I've got it partially working.

class MyOrigin(object):
    def __new__(cls, *args, **kwargs):
        origin = kwargs.get('origin')
        if 'origin' in kwargs:
            del kwargs['origin']
        obj = super(MyOrigin, cls).__new__(cls, *args, **kwargs)
        obj.origin = origin
        return obj

    def __init__(self, *args, **kwargs):
        origin = kwargs.get('origin')
        if 'origin' in kwargs:
            del kwargs['origin']
        super(MyOrigin, self).__init__(*args, **kwargs)
        self.origin = origin

class MyListWithOrigin(MyOrigin, type(list())):
    pass
    # This works correctly

class MyDictWithOrigin(MyOrigin, type(dict())):
    pass
    # This works correctly too

class MyStringWithOrigin(MyOrigin, str):
    pass
    # This doesnt work if MyOrigin defines __init__

Basically, if I define __init__ on MyOrigin, then the super(MyOrigin, self).__init__ tries to call object.__init__ (as str is immutable, so there's no str.__init__) with the first parameter which fails with a TypeError as object.__init__ doesn't take arguments.

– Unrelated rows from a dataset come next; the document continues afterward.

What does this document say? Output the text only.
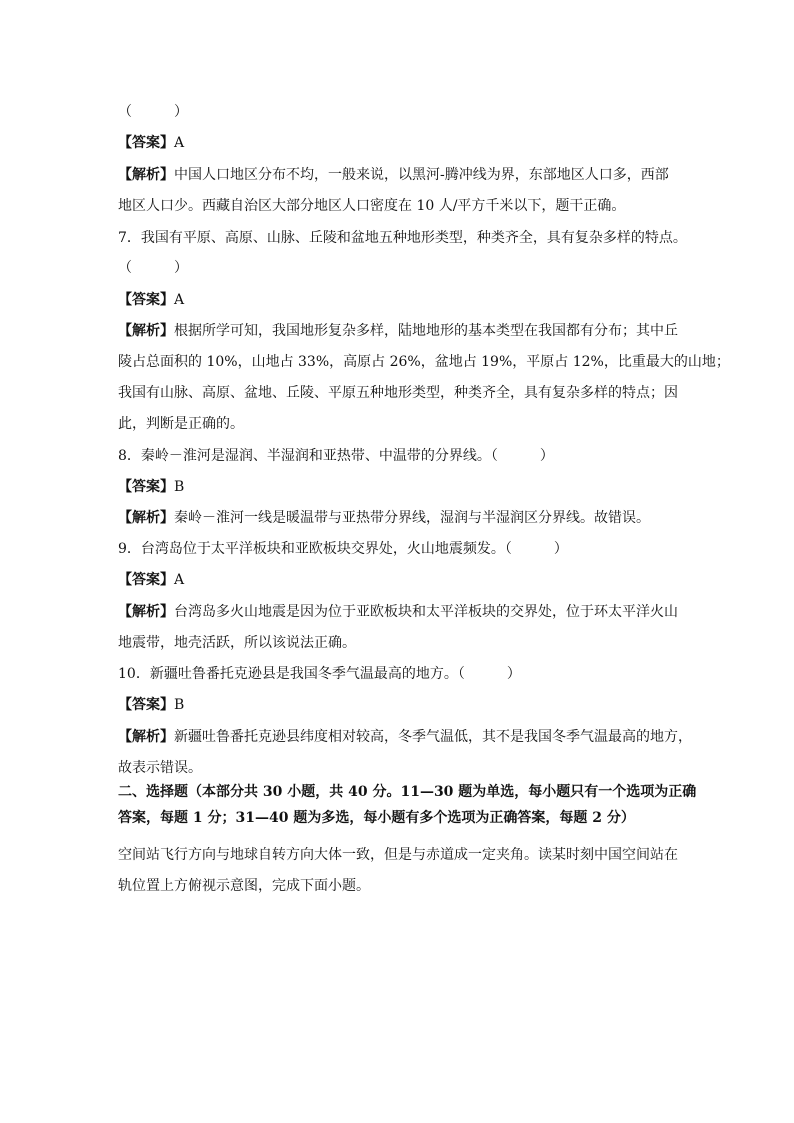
（　　　）
【答案】A
【解析】中国人口地区分布不均，一般来说，以黑河-腾冲线为界，东部地区人口多，西部
地区人口少。西藏自治区大部分地区人口密度在 10 人/平方千米以下，题干正确。
7．我国有平原、高原、山脉、丘陵和盆地五种地形类型，种类齐全，具有复杂多样的特点。
（　　　）
【答案】A
【解析】根据所学可知，我国地形复杂多样，陆地地形的基本类型在我国都有分布；其中丘
陵占总面积的 10%，山地占 33%，高原占 26%，盆地占 19%，平原占 12%，比重最大的山地；
我国有山脉、高原、盆地、丘陵、平原五种地形类型，种类齐全，具有复杂多样的特点；因
此，判断是正确的。
8．秦岭－淮河是湿润、半湿润和亚热带、中温带的分界线。（　　　）
【答案】B
【解析】秦岭－淮河一线是暖温带与亚热带分界线，湿润与半湿润区分界线。故错误。
9．台湾岛位于太平洋板块和亚欧板块交界处，火山地震频发。（　　　）
【答案】A
【解析】台湾岛多火山地震是因为位于亚欧板块和太平洋板块的交界处，位于环太平洋火山
地震带，地壳活跃，所以该说法正确。
10．新疆吐鲁番托克逊县是我国冬季气温最高的地方。（　　　）
【答案】B
【解析】新疆吐鲁番托克逊县纬度相对较高，冬季气温低，其不是我国冬季气温最高的地方，
故表示错误。
二、选择题（本部分共 30 小题，共 40 分。11—30 题为单选，每小题只有一个选项为正确
答案，每题 1 分；31—40 题为多选，每小题有多个选项为正确答案，每题 2 分）
空间站飞行方向与地球自转方向大体一致，但是与赤道成一定夹角。读某时刻中国空间站在
轨位置上方俯视示意图，完成下面小题。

For now, I've created two classes (MyOriginMutable and MyOriginImmutable) and I'm selecting from them when creating MyStrWithOrigin or MyListWithOrigin, etc. Is there some way to detect which class super() will get the method from before running it, so that I can detect and not call object.__init__ with args.


For clarity, this example works, but is there a way to do it without having two separate Mutable and Immutable classes?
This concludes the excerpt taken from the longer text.